3. Solitude or networking

If you’re someone who likes solitude, working from home is a great way to go. You can still have pets around who’ll give you moments of peace during a hard work day; it’s hard to beat.

If there’s a lot of activity going on in the house while you’re trying to work, it’s a good reason to look for a separate space. If you live in larger cities, you don’t have to rent separate office space that costs a lot of money.
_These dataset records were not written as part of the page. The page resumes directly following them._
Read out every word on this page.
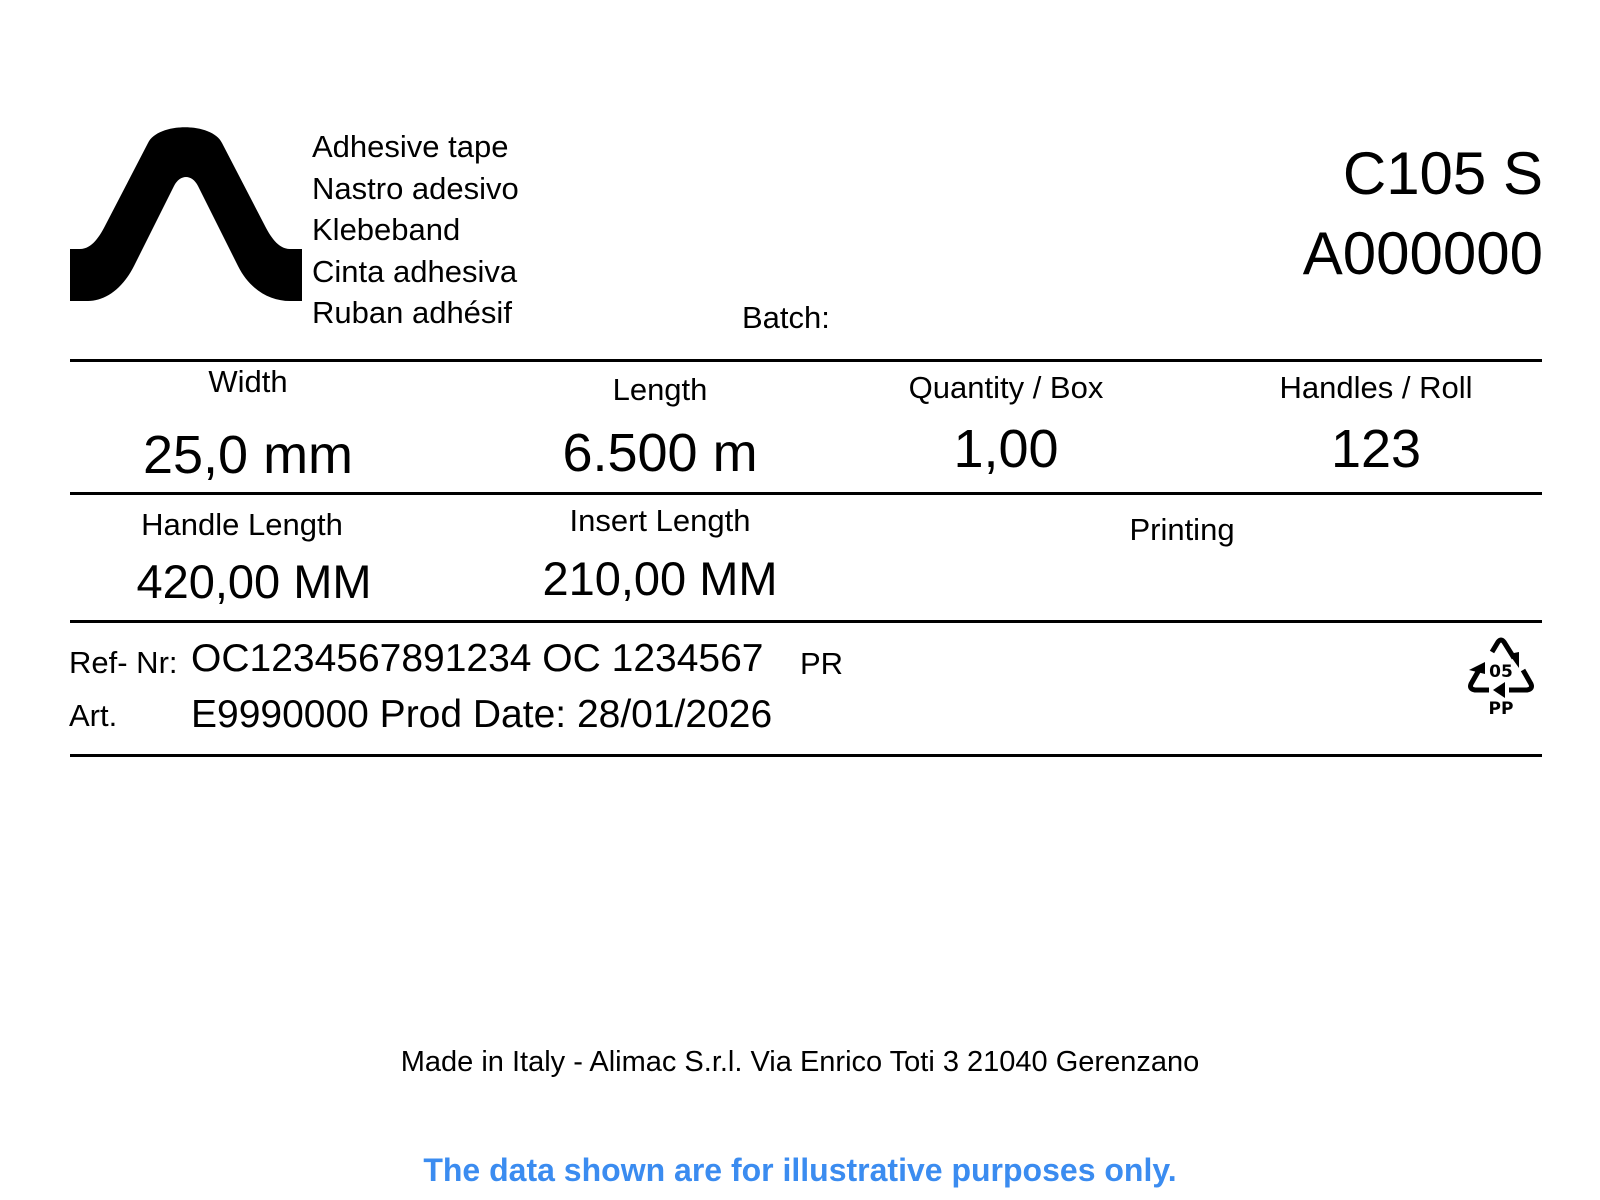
Adhesive tape
Nastro adesivo
Klebeband
Cinta adhesiva
Ruban adhésif	Batch:
C105 S
A000000
Width
25,0 mm
Length
6.500 m
Quantity / Box
1,00
Handles / Roll
123
Handle Length
420,00 MM
Insert Length
210,00 MM
Printing
Ref- Nr: OC1234567891234 OC 1234567 PR
Art. E9990000 Prod Date: 28/01/2026
05
PP
Made in Italy - Alimac S.r.l. Via Enrico Toti 3 21040 Gerenzano
The data shown are for illustrative purposes only.
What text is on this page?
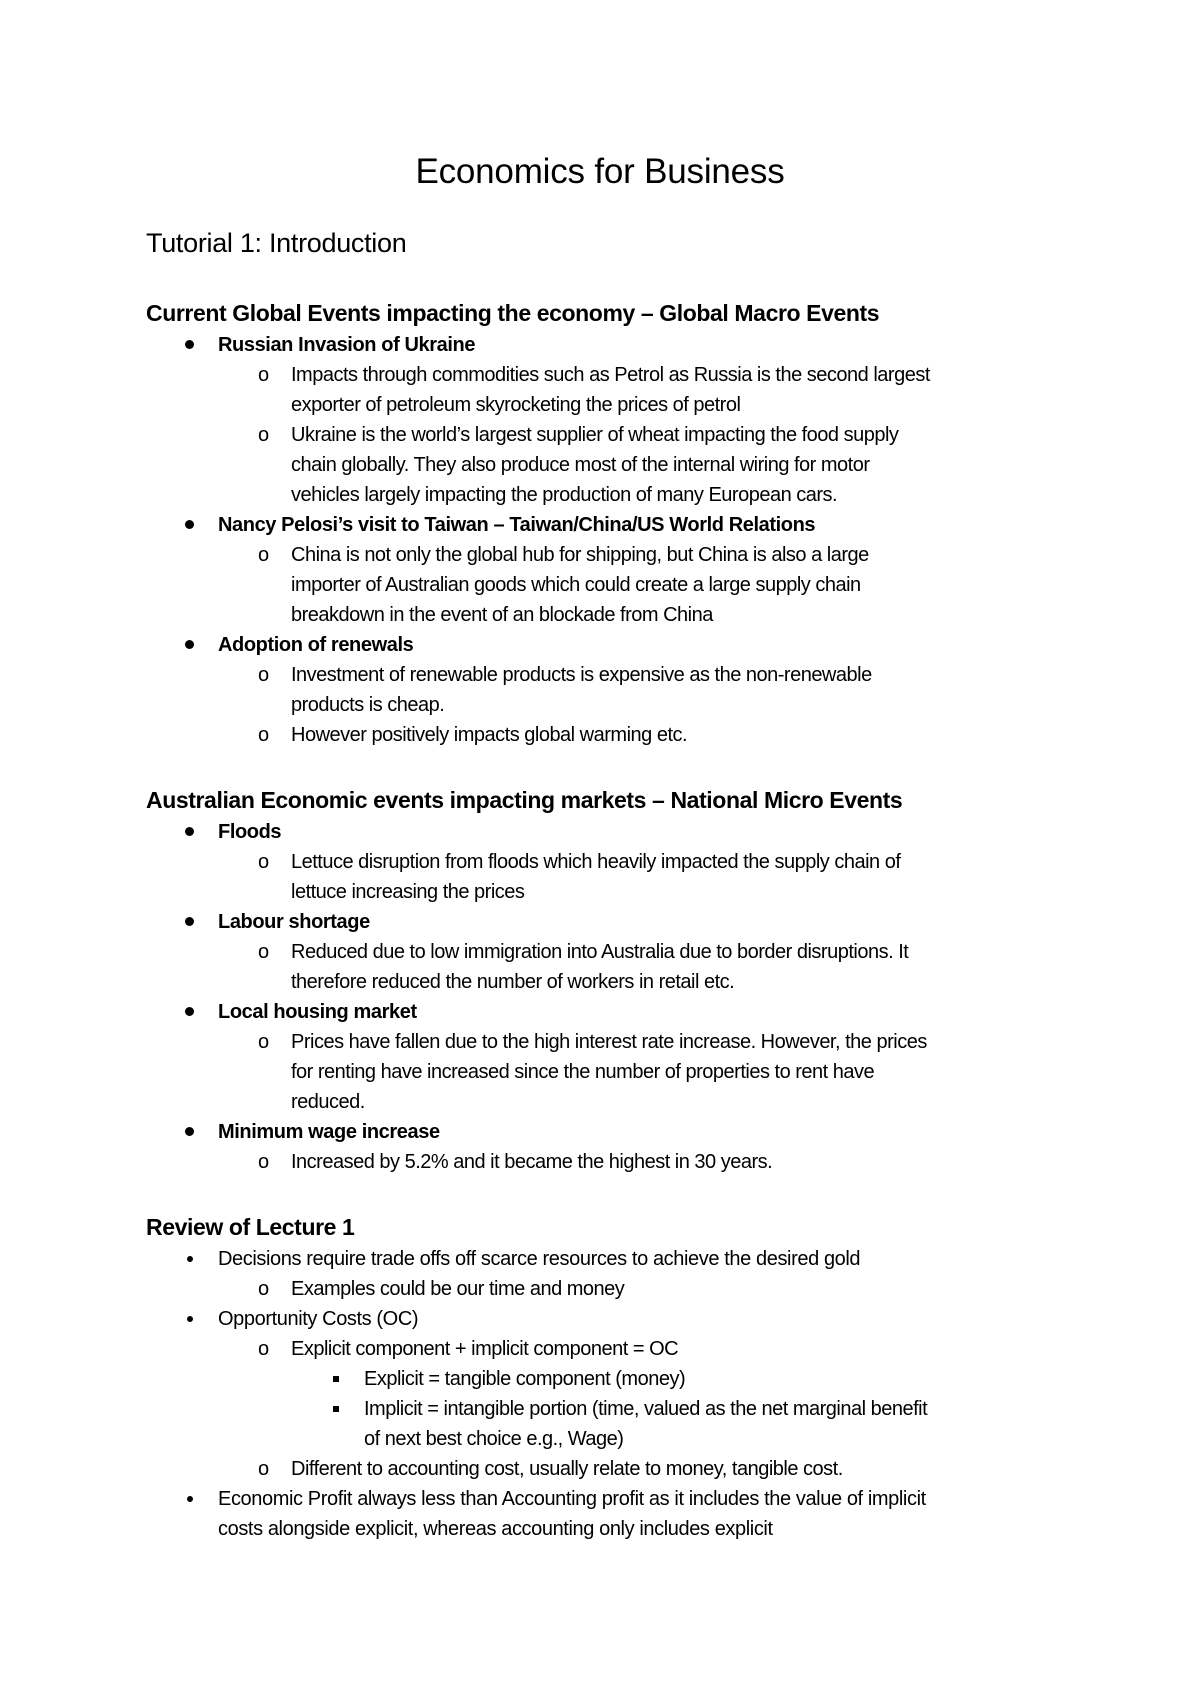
Economics for Business
Tutorial 1: Introduction
Current Global Events impacting the economy – Global Macro Events
Russian Invasion of Ukraine
o Impacts through commodities such as Petrol as Russia is the second largest
exporter of petroleum skyrocketing the prices of petrol
o Ukraine is the world’s largest supplier of wheat impacting the food supply
chain globally. They also produce most of the internal wiring for motor
vehicles largely impacting the production of many European cars.
Nancy Pelosi’s visit to Taiwan – Taiwan/China/US World Relations
o China is not only the global hub for shipping, but China is also a large
importer of Australian goods which could create a large supply chain
breakdown in the event of an blockade from China
Adoption of renewals
o Investment of renewable products is expensive as the non-renewable
products is cheap.
o However positively impacts global warming etc.
Australian Economic events impacting markets – National Micro Events
Floods
o Lettuce disruption from floods which heavily impacted the supply chain of
lettuce increasing the prices
Labour shortage
o Reduced due to low immigration into Australia due to border disruptions. It
therefore reduced the number of workers in retail etc.
Local housing market
o Prices have fallen due to the high interest rate increase. However, the prices
for renting have increased since the number of properties to rent have
reduced.
Minimum wage increase
o Increased by 5.2% and it became the highest in 30 years.
Review of Lecture 1
Decisions require trade offs off scarce resources to achieve the desired gold
o Examples could be our time and money
Opportunity Costs (OC)
o Explicit component + implicit component = OC
Explicit = tangible component (money)
Implicit = intangible portion (time, valued as the net marginal benefit
of next best choice e.g., Wage)
o Different to accounting cost, usually relate to money, tangible cost.
Economic Profit always less than Accounting profit as it includes the value of implicit
costs alongside explicit, whereas accounting only includes explicit
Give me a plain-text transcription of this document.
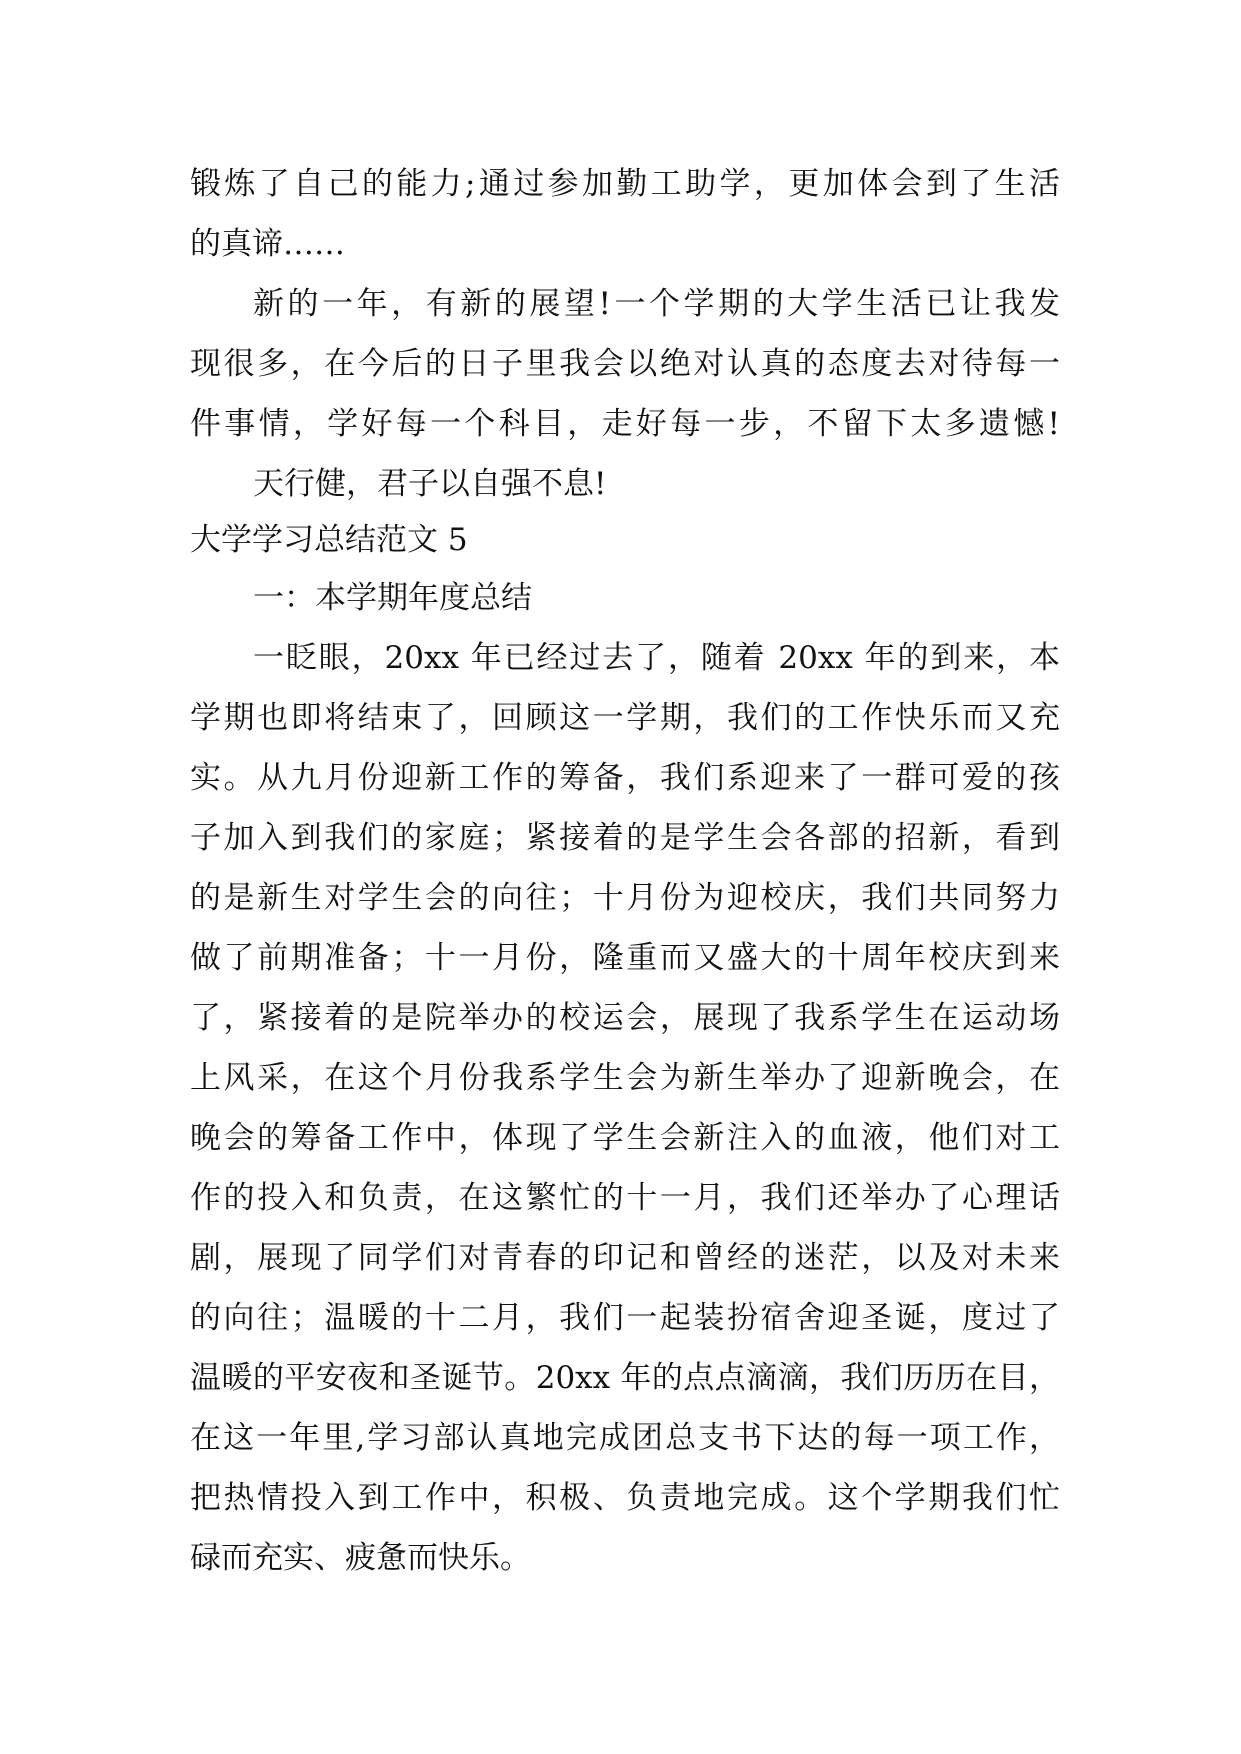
锻炼了自己的能力;通过参加勤工助学，更加体会到了生活
的真谛……
新的一年，有新的展望!一个学期的大学生活已让我发
现很多，在今后的日子里我会以绝对认真的态度去对待每一
件事情，学好每一个科目，走好每一步，不留下太多遗憾!
天行健，君子以自强不息!
大学学习总结范文 5
一：本学期年度总结
一眨眼，20xx 年已经过去了，随着 20xx 年的到来，本
学期也即将结束了，回顾这一学期，我们的工作快乐而又充
实。从九月份迎新工作的筹备，我们系迎来了一群可爱的孩
子加入到我们的家庭；紧接着的是学生会各部的招新，看到
的是新生对学生会的向往；十月份为迎校庆，我们共同努力
做了前期准备；十一月份，隆重而又盛大的十周年校庆到来
了，紧接着的是院举办的校运会，展现了我系学生在运动场
上风采，在这个月份我系学生会为新生举办了迎新晚会，在
晚会的筹备工作中，体现了学生会新注入的血液，他们对工
作的投入和负责，在这繁忙的十一月，我们还举办了心理话
剧，展现了同学们对青春的印记和曾经的迷茫，以及对未来
的向往；温暖的十二月，我们一起装扮宿舍迎圣诞，度过了
温暖的平安夜和圣诞节。20xx 年的点点滴滴，我们历历在目，
在这一年里,学习部认真地完成团总支书下达的每一项工作，
把热情投入到工作中，积极、负责地完成。这个学期我们忙
碌而充实、疲惫而快乐。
Many communities have something called “co-working” space. It can cost as little as $100 a month to have a desk, standing or regular, free wi-fi, free use of a meeting room, 24/7 access and possibly many other amenities. Not only that but you’ll have the sounds you might have been used to when you were working for someone else; many people need that to concentrate. It also offers you opportunities to network with other entrepreneurs; that could be beneficial in many ways.

4. Tax write-offs

Either way you go, you get to write off your office space. Whereas the rules for home office space can be dicey (which is a good reason to work with an accountant), paying for office space outside of the home is easier to calculate. Any and all expenses related to having an outside office are easier to track.

5. Expansion

If you’re looking to expand your business or need employees, it’s hard to do it from your house. If you have a large space you’re using, such as a gutted out garage or barn, it might be possible. If not, renting space is the way to go.

This brings back the consideration of income and rental space costs. If you’re looking to expand, a 12×12 office isn’t going to be big enough. If you’re looking to expand down the road, 1,000 square feet is way too much initially. This is where business planning needs to take place; you’ll need at least a 3-year plan to work from.

These are only 5 things to consider when it comes to working space. If you have others, please share.